Community Questionnaire: Highlights of Substantial Differences
The substantial changes to the community questionnaire include:
• A new section was included on shocks experienced in the past 10 years (Section 7).
• Data was collected on population share of ethnic groups.
• GPS coordinates were taken in each community for all enumeration areas.
• Questions on access to roads, electricity and water were introduced.
• Questions on the culture of mourning were asked for three different periods: the time of the survey, 10 years prior to the interview and 20 years prior to the interview.
• Information was collected on access to vocational training and secondary education.
• Information was also collected on temporary migration and seasonal employment of community members.
See details in Kathleen Beegle, Joachim De Weerdt and Stefan Dercon, March, 3 2006, "Kagera Health and Development Survey 2004 - Basic Information Document".
Price Questionnaire: Highlights of Substantial Differences
Overall there were no substantive changes; a few items were added to the list.
See details in Kathleen Beegle, Joachim De Weerdt and Stefan Dercon, March, 3 2006, "Kagera Health and Development Survey 2004 - Basic Information Document".
Data entry was done at the main office in Bukoba, concurrent with the main fieldwork. The data entry team consisted of seven data entry operators and one data entry supervisor.

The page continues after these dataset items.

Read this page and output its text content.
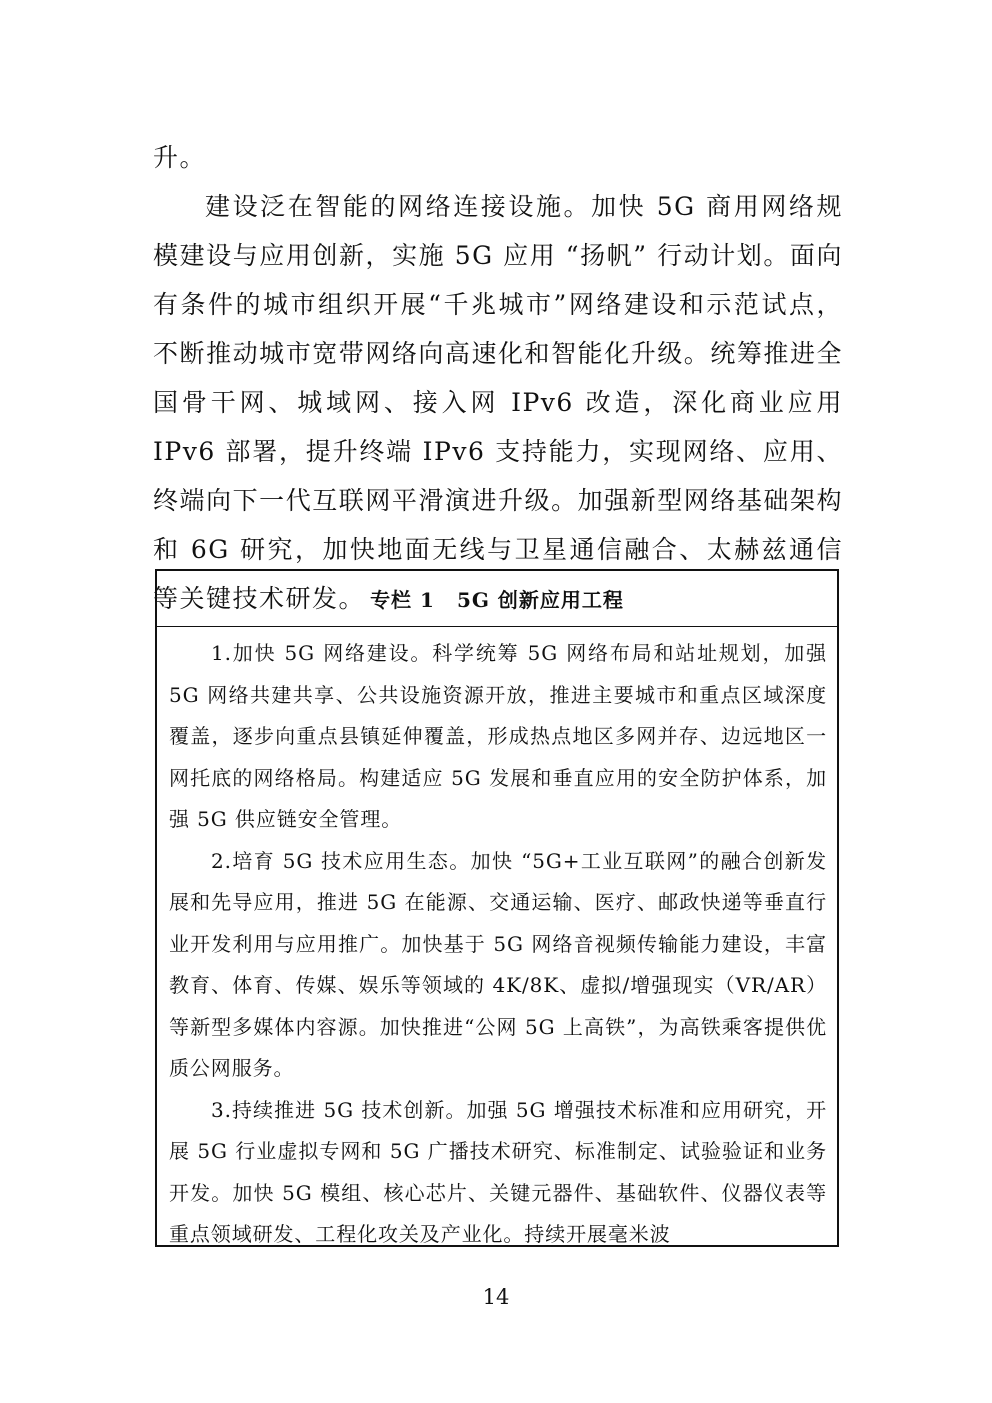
升。

建设泛在智能的网络连接设施。加快 5G 商用网络规模建设与应用创新，实施 5G 应用 “扬帆” 行动计划。面向有条件的城市组织开展“千兆城市”网络建设和示范试点，不断推动城市宽带网络向高速化和智能化升级。统筹推进全国骨干网、城域网、接入网 IPv6 改造，深化商业应用 IPv6 部署，提升终端 IPv6 支持能力，实现网络、应用、终端向下一代互联网平滑演进升级。加强新型网络基础架构和 6G 研究，加快地面无线与卫星通信融合、太赫兹通信等关键技术研发。 专栏 1 5G 创新应用工程

1.加快 5G 网络建设。科学统筹 5G 网络布局和站址规划，加强 5G 网络共建共享、公共设施资源开放，推进主要城市和重点区域深度覆盖，逐步向重点县镇延伸覆盖，形成热点地区多网并存、边远地区一网托底的网络格局。构建适应 5G 发展和垂直应用的安全防护体系，加强 5G 供应链安全管理。

2.培育 5G 技术应用生态。加快 “5G+工业互联网”的融合创新发展和先导应用，推进 5G 在能源、交通运输、医疗、邮政快递等垂直行业开发利用与应用推广。加快基于 5G 网络音视频传输能力建设，丰富教育、体育、传媒、娱乐等领域的 4K/8K、虚拟/增强现实（VR/AR）等新型多媒体内容源。加快推进“公网 5G 上高铁”，为高铁乘客提供优质公网服务。

3.持续推进 5G 技术创新。加强 5G 增强技术标准和应用研究，开展 5G 行业虚拟专网和 5G 广播技术研究、标准制定、试验验证和业务开发。加快 5G 模组、核心芯片、关键元器件、基础软件、仪器仪表等重点领域研发、工程化攻关及产业化。持续开展毫米波

14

Data was entered in CsPro then transformed to Stata format. Questionnaires were entered and verified after each entry. Although internal consistency checks were performed in CsPro, in addition to more elaborate checks for inconsistency and outliers were done in Stata.
All responses obtained from individual, household, and community level interviews were recorded in questionnaires. In cases where the respondent did not know the answer, the interviewers recorded "DK" (Don't know) in the questionnaires. Data entry were trained to input this as nine (9) which represents missing information in the datasets. In cases where nine was an eligible code, the highest value for the number of digits was entered. For example, DK's for questions with up to two eligible digit codes were entered as 99; 999 was entered for DKs for questions with eligible three digit codes (assuming 999 was not otherwise an eligible response). For the mortality questionnaire, in some cases, multiple informants were interviewed. The data were consolidated such that each baseline household has one mortality questionnaire in the data files (with, perhaps, multiple deceased therein).
In receiving these data it is recognized that the data are supplied for use within my organization, and I agree to the following stipulations as conditions for the use of the data:
1. The data are supplied solely for the use described in this form and will not be made available to other organizations or individuals. Other organizations or individuals may request the data directly.
2. Three copies of all publications, conference papers, or other research reports based entirely or in part upon the requested data will be supplied to:
The World Bank
Development Economics Research Group
LSMS Database Administrator
1818 H Street, NW
Washington, DC 20433, USA
tel: (202) 473-9041
fax: (202) 522-1153
3. The researcher will refer to the 2004 Kagera, Tanzania Health and Development Survey as the source of the information in all publications, conference papers, and manuscripts. At the same time, the World Bank is not responsable for the estimations reported by the analyst(s).
4. Users who download the data may not pass the data to third parties.
5. The database cannot be used for commercial ends, nor can it be sold.
Kagera Health and Development Survey 2004. Ref. TZA_2004_KHDS_v01_M. The World Bank.
Disclaimer and copyrights
The user of the data acknowledges that the original collector of the data, the authorized distributor of the data, and the relevant funding agency bear no responsibility for use of the data or for interpretations or inferences based upon such uses.